V miejsce w plebiscyscie Makabryła roku 2016 - Posnania, galeria handlowa
Piąte miejsce zajęła galeria handlowa Posnania. Tak o poznańskim centrum handlowym pisano w komentarzach:
Długo wahałem się czy wybrać Wrocław czy Poznań. Sam mieszkam w narożnej poniemieckiej kamienicy z wieżą, która proporcjami bardzo przypomina tą z Wrocławia, i po prostu żal mi patrzeć jak można było coś pięknego tak spieprzyć... ale we Wrocławiu zgwałcono jedną kamienicę - a w Poznaniu całe miasto. Posnania jest brzydka, nie pasuje do otoczenia, przeszkadza, niszczy psuje. Dużo jak na jeden budynek. Widzę, że w ankiecie obecnie przodują realizacje kościelne - nie są to dobre realizacje ale można obok nich przejść z boku i nie dostać zawału - moim zdaniem na Posnanie trzeba głosować żeby więcej inwestorzy nie zgwałcili tak innego polskiego miasta - napisał Michał w komentarzu pod głosowaniem.
Spoglądając na galerię handlową Posnania z lotu ptaka, zobaczymy niski, rozłożysty budynek. Niektórzy poznaniacy nazywają go po prostu klocem, molochem lub architekturą przedmieścia położoną w centrum miasta. Pierwsze plany inwestora zakłady w tym miejscu utworzenie gęstej sieci niewielkich uliczek, sklepów, budynków usługowych i mieszkalnych. Były one zbieżne z rekomendacją zagospodarowania terenu, opracowaną w 2003 roku przez pracownię Pentagram (obecnie ASW Architekci) - zakładała ona budowę śródmiejskiej tkanki wraz z placami i skwerami. Niestety, ten model handlu okazał się nieopłacalny dla inwestora, który zdecydował o postawieniu w tym miejscu wielkopowierzchniowej galerii handlowej. Diametralną zmianę założeń formy zabudowań na terenie Łaciny (tak nazywa się obszar, na którym wybudowano galerię) umożliwiła nowelizacja miejscowego planu zagospodarowania przestrzennego.

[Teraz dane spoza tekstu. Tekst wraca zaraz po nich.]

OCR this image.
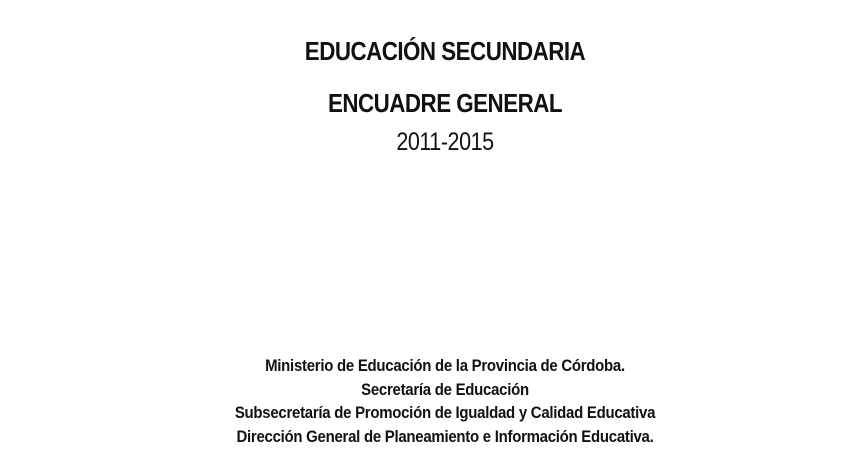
EDUCACIÓN SECUNDARIA
ENCUADRE GENERAL
2011-2015
Ministerio de Educación de la Provincia de Córdoba.
Secretaría de Educación
Subsecretaría de Promoción de Igualdad y Calidad Educativa
Dirección General de Planeamiento e Información Educativa.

Fot. Anna Kowalik / Agencja Gazeta
W związku z nominacją galerii Posnania do Makabryły otrzymaliśmy pismo, w którym przedstawiciel zarządcy budynku krótko odnosi się do obecności centrum handlowego w konkursie:
Nominacja Posnanii do konkursu Makabryła jest subiektywna. To czy komuś podoba się dany koncept czy nie to kwestia gustu. Warto podkreślić, że Posnania została zaprojektowana przez renomowaną amerykańską pracownię RTKL. Do wykończenia obiektu wykorzystano materiały najwyższej jakości, a nad prawidłowym przebiegiem prac czuwał zespół międzynarodowych specjalistów. Nowoczesność obiektu podkreśla szklana fasada o powierzchni 2 tys. m kw. i liczne przeszklenia, dzięki którym wnętrza wypełnia duża ilość światła dziennego. Przestrzenie wspólne zostały zaprojektowane na niespotykaną do tej pory skalę - są przestronne, wygodne, z wieloma miejscami do wypoczynku. Na zewnątrz znajdują się tereny otoczone zielenią, ławkami i ogródkami kawiarnianymi. Centralnym punktem placu głównego jest multimedialna fontanna. Od zachodniej strony powstała aleja łącząca Rondo Rataje z Posnanią. Jej częścią jest designerska instalacja artystyczna - Scena Posnania, zaprojektowana przez Państwa Dorotę Koziarę i Tomasza Augustyniaka - poznańskich projektantów, którzy na co dzień pracują dla najbardziej renomowanych firm na świecie. Na alei znajduje się również Galeria Artystów - pierwsza w mieście stała przestrzeń ekspozycyjna na której prezentowane są tematyczne wystawy.Dopełnieniem eleganckiego wizerunku Posnanii jest kolekcja Art Touch, którą tworzą współczesne instalacje i rzeźby europejskich artystów. Swoje prace prezentują tutaj: David Mesguich, NeSpoon, Tzuri Gueta czy Elise Morin.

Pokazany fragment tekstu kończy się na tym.